Pihaknya menargetkan pertumbuhan ekonomi triwulan kedua tahun ini berkisar 7,1-8,3 persen. Keyakinan ini ditopang oleh kinerja ekonomi di bulan April dan Mei yang cukup baik. Selain itu, karena basis produk domestik bruto (PDB) triwulan kedua tahun lalu sangat rendah, yakni sekitar Rp 2.589,7 triliun.
”Pada kuartal kedua kami berharap terjadi pemulihan ekonomi yang kuat,” ujar Sri Mulyani.
Dari sisi sistem keuangan, lanjut Sri Mulyani, industri keuangan dalam posisi stabil dan siap mendukung pertumbuhan ekonomi. Wimboh menjelaskan, perbankan memiliki likuiditas melimpah, ditunjukkan oleh rasio alat likuid terhadap dana pihak ketiga (DPK) pada April 2021 yang mencapai 33,67 persen atau tiga kali lipat di atas ambang batas minimum 10 persen.
Namun, diakui penyaluran kredit masih belum kembali bergairah. Penyaluran kredit per April 2021 terkontraksi minus 2,28 persen secara tahunan (year on year/yoy).
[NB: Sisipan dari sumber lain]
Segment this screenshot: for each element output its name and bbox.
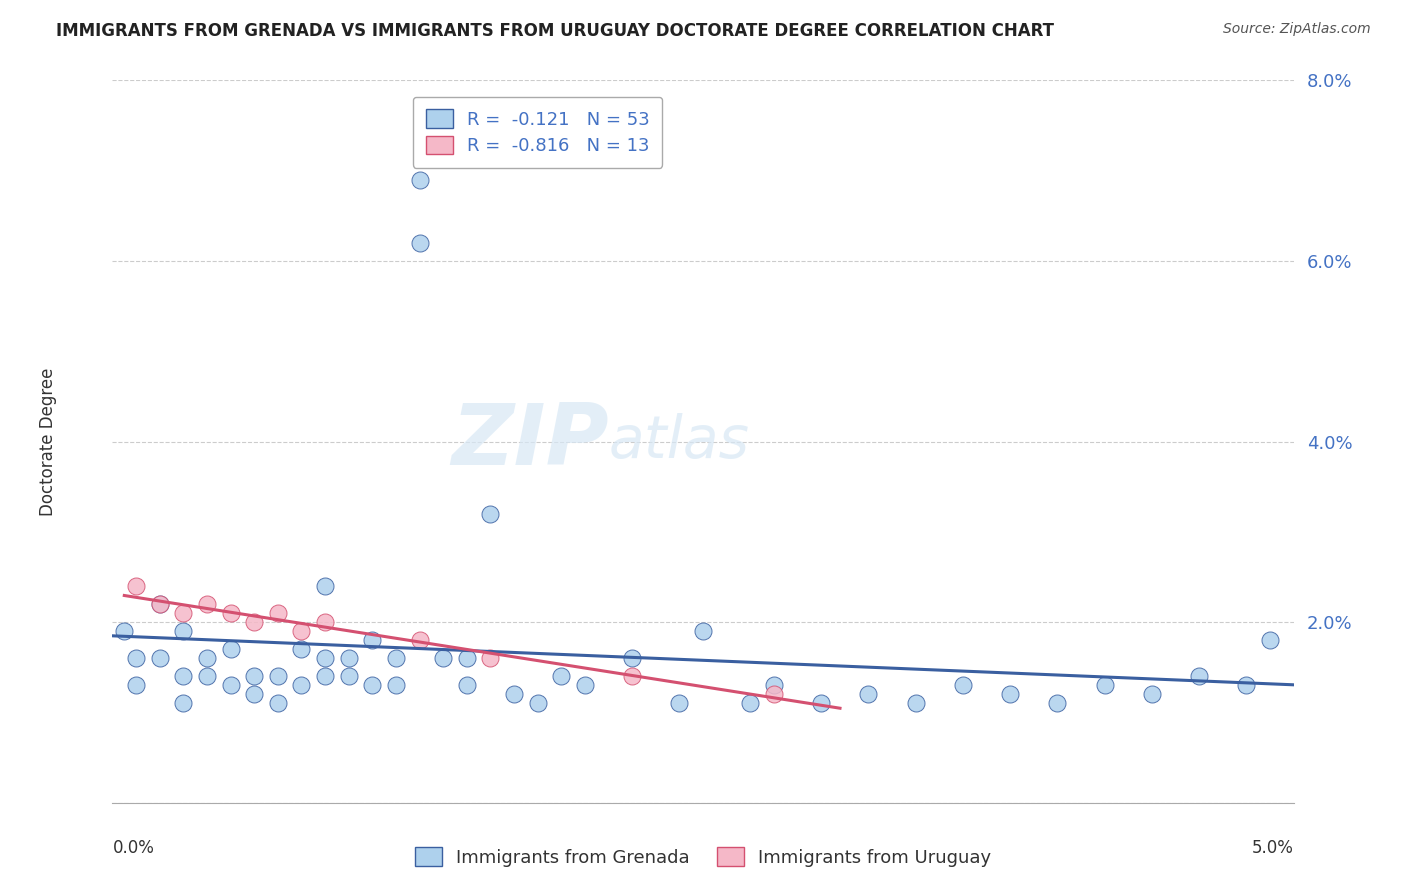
Point: [172, 606, 194, 620]
Point: [361, 633, 384, 648]
Point: [219, 642, 242, 657]
Point: [195, 651, 218, 665]
Legend: R =  -0.121   N = 53, R =  -0.816   N = 13: R = -0.121 N = 53, R = -0.816 N = 13: [413, 96, 662, 168]
Point: [172, 669, 194, 683]
Text: 0.0%: 0.0%: [112, 838, 155, 857]
Point: [952, 678, 974, 692]
Point: [762, 687, 785, 701]
Point: [479, 651, 502, 665]
Point: [668, 697, 690, 711]
Point: [432, 651, 454, 665]
Point: [408, 633, 430, 648]
Point: [125, 678, 148, 692]
Point: [290, 624, 312, 639]
Point: [1188, 669, 1211, 683]
Point: [290, 678, 312, 692]
Text: 5.0%: 5.0%: [1251, 838, 1294, 857]
Point: [314, 669, 336, 683]
Point: [243, 669, 266, 683]
Point: [267, 606, 290, 620]
Point: [219, 678, 242, 692]
Point: [692, 624, 714, 639]
Point: [621, 669, 644, 683]
Point: [1234, 678, 1257, 692]
Point: [574, 678, 596, 692]
Point: [125, 651, 148, 665]
Point: [267, 697, 290, 711]
Text: atlas: atlas: [609, 413, 749, 470]
Point: [112, 624, 135, 639]
Point: [243, 687, 266, 701]
Point: [810, 697, 832, 711]
Text: ZIP: ZIP: [451, 400, 609, 483]
Point: [125, 579, 148, 593]
Text: IMMIGRANTS FROM GRENADA VS IMMIGRANTS FROM URUGUAY DOCTORATE DEGREE CORRELATION : IMMIGRANTS FROM GRENADA VS IMMIGRANTS FR…: [56, 22, 1054, 40]
Point: [550, 669, 572, 683]
Point: [456, 678, 478, 692]
Point: [195, 597, 218, 611]
Point: [314, 579, 336, 593]
Point: [314, 615, 336, 630]
Point: [1140, 687, 1163, 701]
Legend: Immigrants from Grenada, Immigrants from Uruguay: Immigrants from Grenada, Immigrants from…: [408, 840, 998, 874]
Point: [219, 606, 242, 620]
Point: [456, 651, 478, 665]
Point: [479, 507, 502, 521]
Point: [361, 678, 384, 692]
Text: Doctorate Degree: Doctorate Degree: [38, 368, 56, 516]
Point: [149, 597, 172, 611]
Point: [408, 172, 430, 186]
Point: [267, 669, 290, 683]
Point: [149, 651, 172, 665]
Point: [904, 697, 927, 711]
Point: [337, 651, 360, 665]
Point: [503, 687, 526, 701]
Point: [337, 669, 360, 683]
Point: [195, 669, 218, 683]
Point: [740, 697, 762, 711]
Point: [526, 697, 548, 711]
Point: [172, 697, 194, 711]
Point: [408, 235, 430, 250]
Point: [172, 624, 194, 639]
Point: [1046, 697, 1069, 711]
Point: [1258, 633, 1281, 648]
Point: [762, 678, 785, 692]
Point: [385, 678, 408, 692]
Point: [290, 642, 312, 657]
Point: [858, 687, 880, 701]
Point: [1094, 678, 1116, 692]
Point: [621, 651, 644, 665]
Text: Source: ZipAtlas.com: Source: ZipAtlas.com: [1223, 22, 1371, 37]
Point: [149, 597, 172, 611]
Point: [998, 687, 1021, 701]
Point: [243, 615, 266, 630]
Point: [314, 651, 336, 665]
Point: [385, 651, 408, 665]
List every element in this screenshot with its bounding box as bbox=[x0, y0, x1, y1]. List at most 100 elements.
Perry mengatakan, untuk mendorong perekonomian, BI sudah menurunkan tingkat suku bunga acuan atau BI 7 days reverse repo rate (DRR) hingga 3,5 persen yang tercatat sebagai yang terendah sepanjang sejarah. BI juga mendorong transparansi suku bunga dasar kredit agar suku bunga kredit di pasar semakin kompetitif.
”Ini agar fungsi intermediasi perbankan lebih optimal dalam mendorong perekonomian Indonesia,” ujar Perry.
Tantangan global
Selain tantangan dalam negeri, Sri Mulyani mengatakan, pihaknya juga harus mengantisipasi tantangan global. Peningkatan jumlah kasus Covid-19 di sejumlah negara, seperti India dan negara tetangga seperti Malaysia, harus membangkitkan alarm kewaspadaan Indonesia.
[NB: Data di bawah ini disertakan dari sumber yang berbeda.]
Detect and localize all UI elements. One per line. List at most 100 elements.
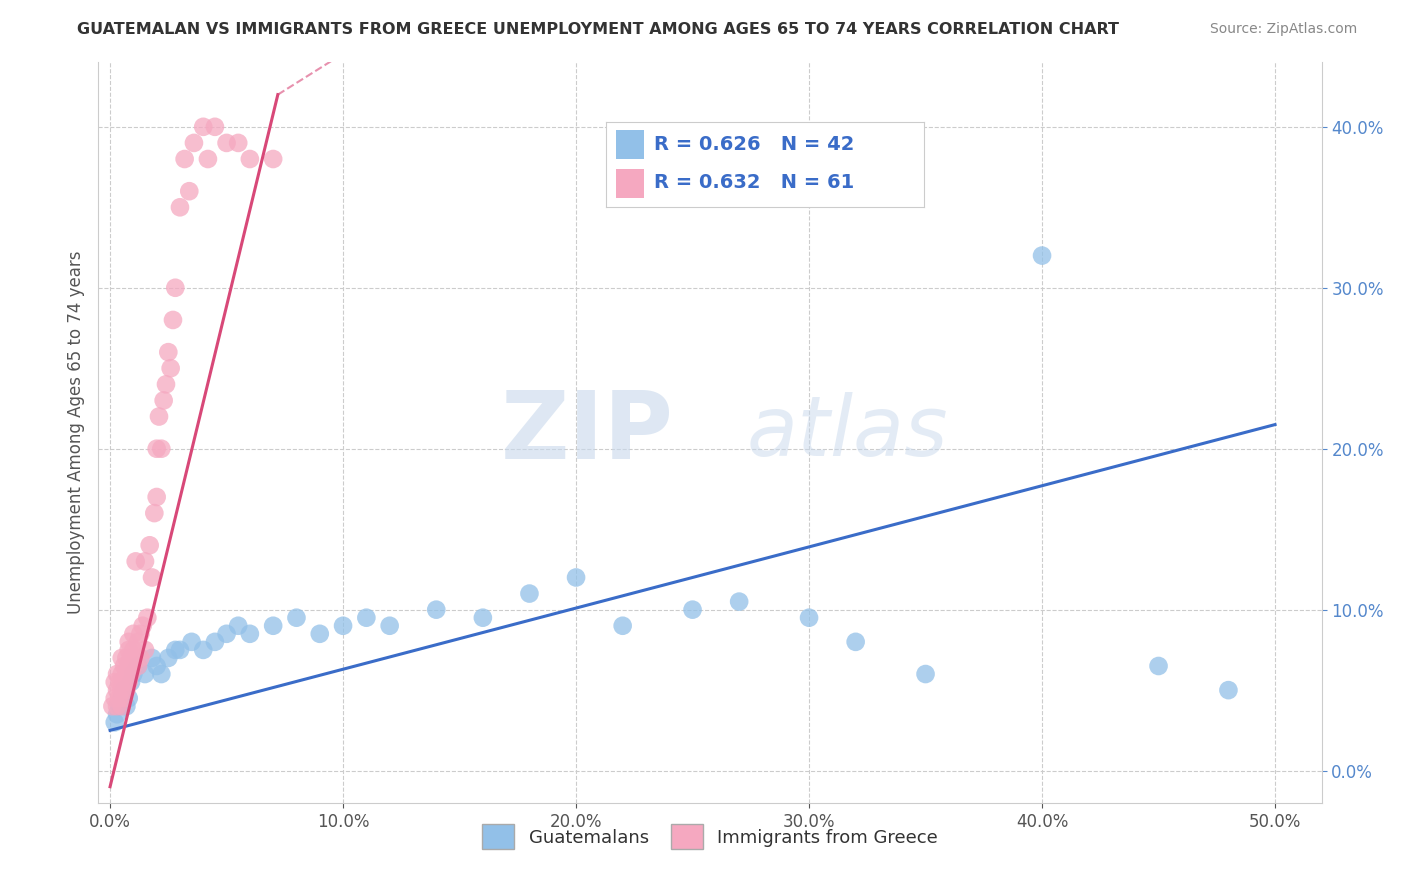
Point bbox=[204, 120, 226, 134]
Point bbox=[1218, 683, 1240, 698]
Point bbox=[173, 152, 195, 166]
Point bbox=[104, 715, 127, 730]
Point bbox=[125, 651, 148, 665]
Point bbox=[105, 707, 128, 722]
Text: atlas: atlas bbox=[747, 392, 949, 473]
Point bbox=[332, 619, 354, 633]
Point bbox=[215, 627, 238, 641]
Point bbox=[105, 667, 128, 681]
Point bbox=[138, 538, 160, 552]
Point bbox=[112, 675, 135, 690]
Point bbox=[108, 675, 131, 690]
Point bbox=[120, 675, 142, 690]
Point bbox=[197, 152, 219, 166]
Text: ZIP: ZIP bbox=[501, 386, 673, 479]
Point bbox=[797, 610, 820, 624]
Point bbox=[169, 200, 191, 214]
Point bbox=[215, 136, 238, 150]
Point bbox=[122, 659, 145, 673]
Point bbox=[105, 699, 128, 714]
Point bbox=[165, 281, 187, 295]
Point bbox=[193, 643, 215, 657]
Point bbox=[682, 602, 704, 616]
Point bbox=[159, 361, 181, 376]
Point bbox=[134, 643, 156, 657]
Point bbox=[129, 627, 152, 641]
Point bbox=[150, 667, 173, 681]
Point bbox=[127, 635, 149, 649]
Point bbox=[112, 683, 135, 698]
Point bbox=[127, 659, 149, 673]
Point bbox=[356, 610, 378, 624]
Point bbox=[134, 667, 156, 681]
Point bbox=[143, 506, 166, 520]
Point bbox=[136, 610, 159, 624]
Point bbox=[845, 635, 868, 649]
Point bbox=[204, 635, 226, 649]
Point bbox=[162, 313, 184, 327]
Point bbox=[1031, 249, 1053, 263]
Point bbox=[145, 442, 167, 456]
Point bbox=[122, 627, 145, 641]
Point bbox=[111, 683, 134, 698]
Point bbox=[112, 691, 135, 706]
Point bbox=[157, 345, 180, 359]
Point bbox=[150, 442, 173, 456]
Point bbox=[127, 659, 149, 673]
Point bbox=[101, 699, 124, 714]
Point bbox=[565, 570, 588, 584]
Point bbox=[108, 699, 131, 714]
Point bbox=[111, 691, 134, 706]
Point bbox=[180, 635, 202, 649]
Point bbox=[179, 184, 201, 198]
Point bbox=[134, 554, 156, 568]
Point bbox=[239, 627, 262, 641]
Point bbox=[285, 610, 308, 624]
Point bbox=[165, 643, 187, 657]
Point bbox=[118, 691, 141, 706]
Y-axis label: Unemployment Among Ages 65 to 74 years: Unemployment Among Ages 65 to 74 years bbox=[66, 251, 84, 615]
Point bbox=[378, 619, 401, 633]
Point bbox=[157, 651, 180, 665]
Point bbox=[169, 643, 191, 657]
Point bbox=[183, 136, 205, 150]
Point bbox=[226, 136, 249, 150]
Point bbox=[129, 651, 152, 665]
Point bbox=[152, 393, 174, 408]
Point bbox=[226, 619, 249, 633]
Text: GUATEMALAN VS IMMIGRANTS FROM GREECE UNEMPLOYMENT AMONG AGES 65 TO 74 YEARS CORR: GUATEMALAN VS IMMIGRANTS FROM GREECE UNE… bbox=[77, 22, 1119, 37]
Point bbox=[155, 377, 177, 392]
Point bbox=[471, 610, 494, 624]
Point bbox=[193, 120, 215, 134]
Point bbox=[105, 683, 128, 698]
Point bbox=[104, 691, 127, 706]
Point bbox=[148, 409, 170, 424]
Point bbox=[115, 699, 138, 714]
Point bbox=[612, 619, 634, 633]
Point bbox=[122, 667, 145, 681]
Point bbox=[308, 627, 330, 641]
Point bbox=[115, 683, 138, 698]
Point bbox=[111, 651, 134, 665]
Point bbox=[104, 675, 127, 690]
Point bbox=[262, 619, 284, 633]
Point bbox=[118, 675, 141, 690]
Point bbox=[125, 554, 148, 568]
Point bbox=[425, 602, 447, 616]
Point bbox=[115, 667, 138, 681]
Point bbox=[1147, 659, 1170, 673]
Point bbox=[108, 691, 131, 706]
Point bbox=[115, 651, 138, 665]
Point bbox=[111, 699, 134, 714]
Point bbox=[112, 659, 135, 673]
Point bbox=[118, 635, 141, 649]
Point bbox=[145, 659, 167, 673]
Text: Source: ZipAtlas.com: Source: ZipAtlas.com bbox=[1209, 22, 1357, 37]
Point bbox=[728, 594, 751, 608]
Point bbox=[519, 586, 541, 600]
Point bbox=[111, 667, 134, 681]
Legend: Guatemalans, Immigrants from Greece: Guatemalans, Immigrants from Greece bbox=[475, 817, 945, 856]
Point bbox=[120, 667, 142, 681]
Point bbox=[239, 152, 262, 166]
Point bbox=[262, 152, 284, 166]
Tak hanya jumlah kasus Covid-19 global, pemulihan ekonomi di Amerika Serikat dan China juga harus diantisipasi dengan langkah tepat. Membaiknya ekonomi di AS akan mendorong bank sentral AS mengeluarkan kebijakan moneter yang berdampak pada sistem keuangan di seluruh dunia termasuk Indonesia.
Meningkatnya inflasi AS di kisaran 4 persen, lanjut Mulyani menandakan kembali membaiknya perekonomian dan konsumsi masyarakat AS. Untuk menjaga inflasi tak melambung, bank sentral AS kemungkinan akan menaikkan suku bunga. Hal ini bisa memicu keluarnya modal (capital outflow) dari Indonesia ke AS.
”Apabila terjadi kenaikan suku bunga di AS, capital outflow di negara berkembang seperti Indonesia akan terjadi. Ini bisa mengganggu stabilitas nilai tukar mata uang dan sistem keuangan,” ujar Mulyani.